Tuesday, July 7, 2009

How Do Songbirds Get It Right?

meadowlark (photo by JHY)
from a news release of Massachusetts Institute of Technology, "Songbirds reveal how practice improves performance", July 6, 2009

Learning complex skills like playing an instrument requires a sequence of movements that can take years to master. Last year, MIT neuroscientists reported that by studying the chirps of tiny songbirds, they were able to identify how two distinct brain circuits contribute to this type of trial-and-error learning in different stages of life.

Now, the researchers have gained new insights into a specific mechanism behind this learning. In a paper being published in the Proceedings of the National Academy of Sciences during the week of July 6, the scientists report that as zebra finches fine-tune their songs, the brain initially stores improvements in one brain pathway before transferring this learned information to the motor pathway for long-term storage.

Young zebra finches learn to sing by mimicking their fathers, whose song contains multiple syllables in a particular sequence. Like the babbling of human babies, young birds initially produce a disorganized stream of tones, but after practicing thousands of times they master the syllables and rhythms of their father's song. Previous studies with finches have identified two distinct brain circuits that contribute to this behavior. A motor pathway is responsible for producing the song, and a separate pathway is essential for learning to imitate the father.

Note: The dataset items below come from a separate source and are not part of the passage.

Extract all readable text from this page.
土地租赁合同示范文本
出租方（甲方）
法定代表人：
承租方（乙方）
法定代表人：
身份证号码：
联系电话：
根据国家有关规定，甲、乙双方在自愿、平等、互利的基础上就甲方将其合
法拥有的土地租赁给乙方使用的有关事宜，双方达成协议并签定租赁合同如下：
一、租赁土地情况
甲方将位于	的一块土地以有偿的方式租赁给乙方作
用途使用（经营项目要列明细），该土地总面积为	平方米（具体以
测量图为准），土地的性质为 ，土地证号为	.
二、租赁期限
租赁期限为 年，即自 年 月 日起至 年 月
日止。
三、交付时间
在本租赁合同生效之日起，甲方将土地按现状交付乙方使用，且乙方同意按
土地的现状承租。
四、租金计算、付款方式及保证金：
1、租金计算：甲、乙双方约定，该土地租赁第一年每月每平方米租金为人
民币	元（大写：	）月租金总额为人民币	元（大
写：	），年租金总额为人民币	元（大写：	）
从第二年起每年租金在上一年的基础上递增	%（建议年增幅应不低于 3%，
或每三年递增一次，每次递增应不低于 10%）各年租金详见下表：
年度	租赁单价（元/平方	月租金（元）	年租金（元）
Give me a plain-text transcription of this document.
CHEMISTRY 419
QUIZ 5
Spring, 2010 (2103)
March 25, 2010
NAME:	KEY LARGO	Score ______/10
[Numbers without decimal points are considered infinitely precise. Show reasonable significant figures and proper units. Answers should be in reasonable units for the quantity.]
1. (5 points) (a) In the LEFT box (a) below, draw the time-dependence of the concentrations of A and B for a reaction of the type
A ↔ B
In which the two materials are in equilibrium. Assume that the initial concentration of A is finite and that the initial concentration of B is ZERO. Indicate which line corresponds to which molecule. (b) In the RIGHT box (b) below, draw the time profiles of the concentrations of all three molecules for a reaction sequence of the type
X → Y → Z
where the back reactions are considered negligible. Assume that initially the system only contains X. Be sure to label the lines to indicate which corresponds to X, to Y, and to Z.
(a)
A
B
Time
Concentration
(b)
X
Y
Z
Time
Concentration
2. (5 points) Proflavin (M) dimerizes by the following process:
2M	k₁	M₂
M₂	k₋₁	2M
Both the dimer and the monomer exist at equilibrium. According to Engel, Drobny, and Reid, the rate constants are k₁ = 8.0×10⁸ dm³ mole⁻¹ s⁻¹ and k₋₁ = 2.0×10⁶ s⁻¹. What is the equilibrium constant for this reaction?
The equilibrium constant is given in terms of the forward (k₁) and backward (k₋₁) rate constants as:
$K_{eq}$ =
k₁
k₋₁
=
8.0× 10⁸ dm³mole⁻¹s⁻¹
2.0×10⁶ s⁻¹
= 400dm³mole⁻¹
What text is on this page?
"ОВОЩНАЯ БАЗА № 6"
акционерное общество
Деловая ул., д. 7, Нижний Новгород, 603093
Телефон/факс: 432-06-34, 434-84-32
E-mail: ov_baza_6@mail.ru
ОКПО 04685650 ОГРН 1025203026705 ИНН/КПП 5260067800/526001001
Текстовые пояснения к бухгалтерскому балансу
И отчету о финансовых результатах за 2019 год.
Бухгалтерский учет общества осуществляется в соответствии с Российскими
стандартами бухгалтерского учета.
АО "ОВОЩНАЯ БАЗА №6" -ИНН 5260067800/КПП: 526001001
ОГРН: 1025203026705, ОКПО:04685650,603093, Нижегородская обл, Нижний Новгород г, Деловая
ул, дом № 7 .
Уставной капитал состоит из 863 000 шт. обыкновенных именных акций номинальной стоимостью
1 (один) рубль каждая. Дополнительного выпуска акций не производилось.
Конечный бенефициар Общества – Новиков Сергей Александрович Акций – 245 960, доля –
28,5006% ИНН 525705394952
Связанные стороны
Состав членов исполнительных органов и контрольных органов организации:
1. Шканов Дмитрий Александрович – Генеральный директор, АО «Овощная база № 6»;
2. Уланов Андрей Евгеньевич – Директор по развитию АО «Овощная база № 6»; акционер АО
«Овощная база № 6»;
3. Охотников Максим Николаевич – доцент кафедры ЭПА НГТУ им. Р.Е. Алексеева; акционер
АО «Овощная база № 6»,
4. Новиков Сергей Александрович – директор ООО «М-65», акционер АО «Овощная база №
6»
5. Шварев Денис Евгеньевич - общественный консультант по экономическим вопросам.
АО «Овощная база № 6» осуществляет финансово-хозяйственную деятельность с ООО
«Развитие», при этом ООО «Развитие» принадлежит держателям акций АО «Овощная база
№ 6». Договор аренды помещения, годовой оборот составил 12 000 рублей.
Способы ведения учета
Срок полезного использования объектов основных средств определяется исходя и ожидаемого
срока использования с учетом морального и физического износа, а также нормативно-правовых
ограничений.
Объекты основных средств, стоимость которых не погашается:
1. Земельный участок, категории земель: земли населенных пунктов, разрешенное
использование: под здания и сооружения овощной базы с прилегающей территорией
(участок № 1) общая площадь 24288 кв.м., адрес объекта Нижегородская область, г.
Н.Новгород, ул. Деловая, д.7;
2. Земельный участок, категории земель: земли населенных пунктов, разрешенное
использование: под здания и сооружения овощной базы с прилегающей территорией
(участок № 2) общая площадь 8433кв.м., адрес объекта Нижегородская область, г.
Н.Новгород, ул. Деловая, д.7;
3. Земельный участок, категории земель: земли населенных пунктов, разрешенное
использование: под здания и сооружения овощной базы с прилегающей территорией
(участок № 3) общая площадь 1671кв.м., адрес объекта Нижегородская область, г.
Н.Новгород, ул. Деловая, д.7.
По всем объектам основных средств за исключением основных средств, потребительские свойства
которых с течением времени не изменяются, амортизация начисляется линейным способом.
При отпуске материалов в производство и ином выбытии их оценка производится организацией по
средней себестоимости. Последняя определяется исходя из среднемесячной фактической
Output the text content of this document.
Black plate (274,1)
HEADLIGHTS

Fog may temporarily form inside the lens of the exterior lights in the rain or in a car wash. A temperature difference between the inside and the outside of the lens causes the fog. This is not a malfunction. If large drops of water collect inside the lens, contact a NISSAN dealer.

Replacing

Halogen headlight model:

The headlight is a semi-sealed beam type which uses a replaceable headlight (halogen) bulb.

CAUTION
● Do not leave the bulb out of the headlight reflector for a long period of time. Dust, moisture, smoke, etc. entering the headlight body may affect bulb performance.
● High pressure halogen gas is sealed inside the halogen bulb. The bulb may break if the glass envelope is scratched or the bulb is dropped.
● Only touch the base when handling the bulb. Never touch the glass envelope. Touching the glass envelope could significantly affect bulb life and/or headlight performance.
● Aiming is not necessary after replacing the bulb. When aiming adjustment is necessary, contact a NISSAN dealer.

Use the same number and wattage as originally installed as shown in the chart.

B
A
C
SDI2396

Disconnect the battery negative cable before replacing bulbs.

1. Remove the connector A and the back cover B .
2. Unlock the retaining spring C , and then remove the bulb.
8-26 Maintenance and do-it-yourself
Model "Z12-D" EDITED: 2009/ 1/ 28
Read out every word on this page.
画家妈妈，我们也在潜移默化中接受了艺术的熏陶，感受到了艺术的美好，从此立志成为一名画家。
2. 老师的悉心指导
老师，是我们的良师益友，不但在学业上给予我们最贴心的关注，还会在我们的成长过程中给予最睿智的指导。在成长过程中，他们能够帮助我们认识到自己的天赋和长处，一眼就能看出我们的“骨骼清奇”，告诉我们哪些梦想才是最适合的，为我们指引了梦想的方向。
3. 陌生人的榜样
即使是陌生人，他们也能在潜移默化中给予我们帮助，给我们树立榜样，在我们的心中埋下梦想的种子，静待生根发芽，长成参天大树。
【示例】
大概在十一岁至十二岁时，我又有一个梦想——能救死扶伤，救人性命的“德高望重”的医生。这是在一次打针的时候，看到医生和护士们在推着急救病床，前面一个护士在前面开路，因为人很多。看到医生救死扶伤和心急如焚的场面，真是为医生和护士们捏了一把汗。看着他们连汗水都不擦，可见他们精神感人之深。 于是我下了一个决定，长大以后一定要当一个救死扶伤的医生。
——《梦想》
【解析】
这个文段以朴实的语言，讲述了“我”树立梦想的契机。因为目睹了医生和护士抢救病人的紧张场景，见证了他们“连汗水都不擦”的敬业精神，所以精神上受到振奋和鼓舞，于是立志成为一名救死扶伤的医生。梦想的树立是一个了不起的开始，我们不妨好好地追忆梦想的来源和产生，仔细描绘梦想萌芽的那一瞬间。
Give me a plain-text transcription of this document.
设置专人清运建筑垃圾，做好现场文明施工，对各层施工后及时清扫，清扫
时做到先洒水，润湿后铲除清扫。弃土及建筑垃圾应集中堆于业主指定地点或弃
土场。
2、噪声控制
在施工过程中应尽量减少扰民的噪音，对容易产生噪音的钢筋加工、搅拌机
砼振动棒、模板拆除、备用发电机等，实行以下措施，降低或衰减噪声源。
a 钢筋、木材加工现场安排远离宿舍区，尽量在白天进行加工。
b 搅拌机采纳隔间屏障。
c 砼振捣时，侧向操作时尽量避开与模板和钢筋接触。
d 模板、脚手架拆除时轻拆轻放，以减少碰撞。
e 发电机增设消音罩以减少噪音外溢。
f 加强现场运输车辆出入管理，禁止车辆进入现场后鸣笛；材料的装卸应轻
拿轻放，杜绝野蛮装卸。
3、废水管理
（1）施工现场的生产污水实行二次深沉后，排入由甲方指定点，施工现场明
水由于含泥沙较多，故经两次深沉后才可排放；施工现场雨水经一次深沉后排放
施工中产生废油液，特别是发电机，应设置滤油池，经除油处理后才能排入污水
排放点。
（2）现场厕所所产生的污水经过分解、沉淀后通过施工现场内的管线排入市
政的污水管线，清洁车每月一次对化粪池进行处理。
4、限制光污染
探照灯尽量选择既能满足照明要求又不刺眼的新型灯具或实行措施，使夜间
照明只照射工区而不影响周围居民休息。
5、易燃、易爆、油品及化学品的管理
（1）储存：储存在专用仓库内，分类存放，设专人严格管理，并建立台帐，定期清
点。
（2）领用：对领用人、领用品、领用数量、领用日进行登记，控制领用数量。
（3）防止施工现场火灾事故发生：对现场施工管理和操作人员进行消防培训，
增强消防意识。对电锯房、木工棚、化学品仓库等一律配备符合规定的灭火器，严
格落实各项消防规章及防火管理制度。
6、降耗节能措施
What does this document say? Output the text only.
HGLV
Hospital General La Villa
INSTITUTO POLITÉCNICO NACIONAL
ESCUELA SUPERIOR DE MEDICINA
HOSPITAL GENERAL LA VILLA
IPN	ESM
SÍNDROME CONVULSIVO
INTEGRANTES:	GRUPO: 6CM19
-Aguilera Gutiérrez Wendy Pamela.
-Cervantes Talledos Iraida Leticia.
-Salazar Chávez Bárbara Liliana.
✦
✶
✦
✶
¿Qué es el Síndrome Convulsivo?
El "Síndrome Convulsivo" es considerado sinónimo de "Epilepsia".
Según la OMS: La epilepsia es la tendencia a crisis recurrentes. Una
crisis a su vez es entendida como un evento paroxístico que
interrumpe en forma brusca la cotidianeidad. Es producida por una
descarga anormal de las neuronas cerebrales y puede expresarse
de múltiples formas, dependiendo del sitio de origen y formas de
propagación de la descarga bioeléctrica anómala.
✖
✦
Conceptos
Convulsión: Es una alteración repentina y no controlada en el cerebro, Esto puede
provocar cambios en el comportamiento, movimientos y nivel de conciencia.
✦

This learning pathway, called the anterior forebrain pathway (AFP), has similarities to basal ganglia circuits in humans.

On a particular day, after four hours of training in which the birds learned to raise the pitch, the researchers temporarily inactivated the AFP with a short-acting drug. The pitch immediately slipped back to where it had been at the start of that day's training session — suggesting that the recently learned changes were stored within the AFP.

But over the course of 24 hours, the brain had transferred the newly learned information from the AFP to the motor pathway. The motor pathway was storing all of the accumulated pitch changes from previous training sessions.